Crédito: Agencia Uno
Piñera y Guillier se medirán en la segunda vuelta electoral

No da lo mismo: decidir en un escenario complejo

Todo un período de la historia comienza a terminarse ante nosotros. El orden político y social del Chile posdictatorial continúa cayendo, pero lo nuevo no termina de emerger. Nada lo expresa mejor que la segunda vuelta: por un lado, una derecha retrógrada, conservadora, que intenta una salida burguesa a las evidentes complicaciones del régimen político y a las ya prolongadas dificultades del modelo neoliberal para cumplir con su obsesiva promesa de crecimiento económico; y, por otro lado, un “progresismo” ambiguo, flojo, que no termina de enterarse de su propia crisis. Ninguna de las dos opciones representa una buena alternativa para el país. 

No queda otra. El Frente Amplio debe ser oposición al próximo gobierno, sea quien sea que gane la segunda vuelta, y desde allí enfrentar los desafíos venideros. Pero ¿qué quiere decir que seremos oposición?

La pregunta se responde más en el campo político que en el programático, esto es, en la definición de los actores sociales de la política que viene. Mientras las decisiones se tomen a espaldas de la gente, mientras se siga desoyendo a los movimientos y las organizaciones sociales, mientras se continúe usando la racionalidad tecnocrática como límite de la democracia, nuestro problema central es con quiénes decidirán los que deciden (incluso los del Frente Amplio). Nuestra estrategia implica centralmente una nueva articulación de efectivo protagonismo social. No de “nuestros” votantes, no de la gente que “nos sigue”, sino de segmentos sociales reconstruyendo por sí mismos nuevos sentidos del bien común.

"No hay nada que negociar, ni política ni programáticamente. Por el contrario, la clave del Frente Amplio estriba en reafirmar la apertura de un nuevo momento histórico"

Por tanto, no hay nada que negociar, ni política ni programáticamente. Por el contrario, la clave del Frente Amplio estriba en reafirmar la apertura de un nuevo momento histórico, en el que en medio del declive del bloque de centroizquierda logre emerger una nueva alternativa de izquierda democrática, contemporánea y actualizada, asociada a una elevación sustantiva de la participación de amplias franjas sociales excluidas de la política. 

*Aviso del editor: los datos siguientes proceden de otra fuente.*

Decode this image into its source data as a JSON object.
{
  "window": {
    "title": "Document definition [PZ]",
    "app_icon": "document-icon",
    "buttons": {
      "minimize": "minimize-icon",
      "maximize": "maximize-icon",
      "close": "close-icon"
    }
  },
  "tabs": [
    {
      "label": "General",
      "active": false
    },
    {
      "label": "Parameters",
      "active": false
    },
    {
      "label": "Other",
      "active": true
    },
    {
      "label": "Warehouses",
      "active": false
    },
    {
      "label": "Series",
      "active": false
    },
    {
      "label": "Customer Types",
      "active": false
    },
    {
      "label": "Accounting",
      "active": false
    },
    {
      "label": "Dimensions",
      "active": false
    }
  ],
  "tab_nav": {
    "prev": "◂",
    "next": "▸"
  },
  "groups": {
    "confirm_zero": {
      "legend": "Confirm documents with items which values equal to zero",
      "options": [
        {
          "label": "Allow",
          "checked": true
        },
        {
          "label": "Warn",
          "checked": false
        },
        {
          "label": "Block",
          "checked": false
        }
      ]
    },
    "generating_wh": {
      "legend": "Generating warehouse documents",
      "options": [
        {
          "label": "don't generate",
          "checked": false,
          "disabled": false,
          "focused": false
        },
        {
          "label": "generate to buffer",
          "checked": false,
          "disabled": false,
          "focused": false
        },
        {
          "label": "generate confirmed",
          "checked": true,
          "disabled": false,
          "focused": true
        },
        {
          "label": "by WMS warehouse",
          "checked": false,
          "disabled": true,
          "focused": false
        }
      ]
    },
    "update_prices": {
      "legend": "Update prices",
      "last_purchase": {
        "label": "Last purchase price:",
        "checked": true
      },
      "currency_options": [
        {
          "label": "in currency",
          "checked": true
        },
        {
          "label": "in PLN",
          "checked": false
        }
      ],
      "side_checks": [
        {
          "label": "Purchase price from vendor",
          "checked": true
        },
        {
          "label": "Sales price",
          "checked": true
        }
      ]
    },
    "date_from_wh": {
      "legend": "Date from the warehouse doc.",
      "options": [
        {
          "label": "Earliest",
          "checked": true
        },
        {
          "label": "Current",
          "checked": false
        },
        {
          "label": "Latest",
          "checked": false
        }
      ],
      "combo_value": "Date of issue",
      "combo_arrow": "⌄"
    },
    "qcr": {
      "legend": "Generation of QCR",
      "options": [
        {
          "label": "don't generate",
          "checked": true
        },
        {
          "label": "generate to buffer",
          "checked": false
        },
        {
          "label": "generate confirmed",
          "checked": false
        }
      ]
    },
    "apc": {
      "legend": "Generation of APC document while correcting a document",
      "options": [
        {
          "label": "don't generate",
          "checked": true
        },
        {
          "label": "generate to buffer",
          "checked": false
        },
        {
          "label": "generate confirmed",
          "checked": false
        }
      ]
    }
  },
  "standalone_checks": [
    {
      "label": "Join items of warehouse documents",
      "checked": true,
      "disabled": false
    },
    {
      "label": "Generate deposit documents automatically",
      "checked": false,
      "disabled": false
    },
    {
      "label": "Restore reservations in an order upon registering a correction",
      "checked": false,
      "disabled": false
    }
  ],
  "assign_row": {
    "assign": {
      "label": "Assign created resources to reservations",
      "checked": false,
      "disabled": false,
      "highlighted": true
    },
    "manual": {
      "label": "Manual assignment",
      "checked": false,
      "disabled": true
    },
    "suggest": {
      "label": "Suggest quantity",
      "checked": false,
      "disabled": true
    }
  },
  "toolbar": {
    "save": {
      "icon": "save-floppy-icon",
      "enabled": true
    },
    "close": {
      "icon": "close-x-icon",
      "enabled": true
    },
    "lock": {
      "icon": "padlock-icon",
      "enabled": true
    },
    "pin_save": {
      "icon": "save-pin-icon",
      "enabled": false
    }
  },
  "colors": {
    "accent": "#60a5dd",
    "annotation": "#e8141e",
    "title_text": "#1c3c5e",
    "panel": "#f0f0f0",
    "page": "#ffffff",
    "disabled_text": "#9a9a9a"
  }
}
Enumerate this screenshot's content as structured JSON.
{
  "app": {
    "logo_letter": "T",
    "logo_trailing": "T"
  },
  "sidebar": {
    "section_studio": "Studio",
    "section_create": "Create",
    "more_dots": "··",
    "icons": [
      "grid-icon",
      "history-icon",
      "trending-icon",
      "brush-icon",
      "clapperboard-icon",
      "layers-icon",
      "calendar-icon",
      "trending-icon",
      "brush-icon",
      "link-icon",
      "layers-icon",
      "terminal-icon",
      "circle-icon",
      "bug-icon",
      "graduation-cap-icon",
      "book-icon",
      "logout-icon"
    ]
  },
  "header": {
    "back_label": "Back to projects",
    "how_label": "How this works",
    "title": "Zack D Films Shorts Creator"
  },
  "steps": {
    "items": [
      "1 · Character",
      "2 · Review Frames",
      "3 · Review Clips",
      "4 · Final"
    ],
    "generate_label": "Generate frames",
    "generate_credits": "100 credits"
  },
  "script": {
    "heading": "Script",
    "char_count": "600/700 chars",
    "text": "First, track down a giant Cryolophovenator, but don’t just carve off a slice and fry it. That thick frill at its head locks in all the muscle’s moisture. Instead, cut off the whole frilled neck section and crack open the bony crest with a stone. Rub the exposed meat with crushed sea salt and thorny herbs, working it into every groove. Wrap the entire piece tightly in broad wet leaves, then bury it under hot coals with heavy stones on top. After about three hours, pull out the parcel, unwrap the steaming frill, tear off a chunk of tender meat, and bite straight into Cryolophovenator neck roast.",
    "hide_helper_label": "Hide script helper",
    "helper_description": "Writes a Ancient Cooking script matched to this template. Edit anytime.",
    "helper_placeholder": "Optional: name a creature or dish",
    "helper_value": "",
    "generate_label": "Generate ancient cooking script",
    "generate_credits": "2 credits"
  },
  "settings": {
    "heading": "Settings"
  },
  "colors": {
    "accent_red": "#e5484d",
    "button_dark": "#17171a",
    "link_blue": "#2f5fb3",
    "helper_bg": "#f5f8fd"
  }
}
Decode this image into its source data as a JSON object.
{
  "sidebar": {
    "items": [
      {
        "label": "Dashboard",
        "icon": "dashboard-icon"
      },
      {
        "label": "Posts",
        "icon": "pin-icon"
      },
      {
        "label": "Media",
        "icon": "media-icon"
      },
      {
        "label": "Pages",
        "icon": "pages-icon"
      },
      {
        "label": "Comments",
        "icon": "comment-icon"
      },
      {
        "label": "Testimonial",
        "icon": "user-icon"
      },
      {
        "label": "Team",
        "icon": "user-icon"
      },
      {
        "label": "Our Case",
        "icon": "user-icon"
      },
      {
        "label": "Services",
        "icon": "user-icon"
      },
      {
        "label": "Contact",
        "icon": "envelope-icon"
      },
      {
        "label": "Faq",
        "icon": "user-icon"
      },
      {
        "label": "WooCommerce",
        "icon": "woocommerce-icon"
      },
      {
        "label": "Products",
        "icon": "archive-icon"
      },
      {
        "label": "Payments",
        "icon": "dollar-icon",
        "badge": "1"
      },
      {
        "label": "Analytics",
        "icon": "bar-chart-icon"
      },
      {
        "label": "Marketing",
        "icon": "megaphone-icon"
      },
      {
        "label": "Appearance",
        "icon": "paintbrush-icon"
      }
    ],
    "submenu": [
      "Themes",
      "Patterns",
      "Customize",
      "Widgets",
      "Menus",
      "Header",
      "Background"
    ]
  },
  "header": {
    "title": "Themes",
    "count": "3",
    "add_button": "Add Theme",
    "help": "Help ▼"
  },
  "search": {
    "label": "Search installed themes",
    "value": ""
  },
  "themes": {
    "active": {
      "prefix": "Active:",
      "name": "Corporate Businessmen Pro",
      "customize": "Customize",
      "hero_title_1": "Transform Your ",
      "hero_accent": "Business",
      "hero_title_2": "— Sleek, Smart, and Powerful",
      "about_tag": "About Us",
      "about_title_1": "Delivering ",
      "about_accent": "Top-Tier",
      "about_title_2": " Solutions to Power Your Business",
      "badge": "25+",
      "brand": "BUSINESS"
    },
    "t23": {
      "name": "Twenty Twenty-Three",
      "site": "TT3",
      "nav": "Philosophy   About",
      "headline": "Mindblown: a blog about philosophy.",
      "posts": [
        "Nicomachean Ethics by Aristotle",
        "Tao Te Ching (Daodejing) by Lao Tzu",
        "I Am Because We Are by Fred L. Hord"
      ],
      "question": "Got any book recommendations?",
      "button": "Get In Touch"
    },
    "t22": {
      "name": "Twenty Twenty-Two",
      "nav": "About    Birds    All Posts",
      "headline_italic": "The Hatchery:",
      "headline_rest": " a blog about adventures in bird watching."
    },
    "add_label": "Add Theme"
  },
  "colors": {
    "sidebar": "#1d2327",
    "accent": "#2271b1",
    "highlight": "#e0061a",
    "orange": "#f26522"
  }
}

Tenemos entonces el desafío de nuestra propia maduración política. Superar nuestra disposición impugnadora, acostumbrada a la carencia de incidencia, y convertir la ya demostrada potencia electoral en capacidad política. Una capacidad que, según muestra el proceso de la Alcaldía Ciudadana de Valparaíso, se origina en la vinculación del discurso y la construcción de una política de izquierda, con un proceso de cambios concretos y visibles en aspectos específicos y relevantes de la vida de la gente. Esto es, una política de izquierda con una vocación comprobable de transformación democrática posneoliberal. 

Frente a ello, la alternativa de derecha implica una evidente regresión conservadora, el desmontaje violento de muchas conquistas impulsadas por las luchas sociales, y la apertura de nuevos procesos de desposesión de signo neoliberal. En ese sentido, la derecha constituye al adversario político principal del Frente Amplio.

Por otro lado, el débil proyecto de Guillier no implica para nosotros, ni debe implicar para el país, ninguna forma de liderazgo efectivo. Por el contrario, el Frente Amplio es hoy, aun en su juventud y su temprano crecimiento, el actor más confiable y alineado con las voluntades de democracia y justicia social, sea como sea que hayan votado en estos años. 

El proceso que comienza aquí debe ser entonces aquel en el que nuestro proyecto termine de superar el marasmo de la Nueva Mayoría y abra un período de transformaciones democráticas. Por ese sentido histórico, claramente incomprendido por Guillier, es que nunca llamaríamos a creer en su propuesta.

Pero por eso mismo también, y por encima del candidato y de su patente miopía, debemos entender que es necesario ingresar al nuevo período de la mejor forma posible, que no da lo mismo quien gobierne, que el desarrollo futuro de nuestro proyecto democrático requiere detener ahora el avance de la derecha.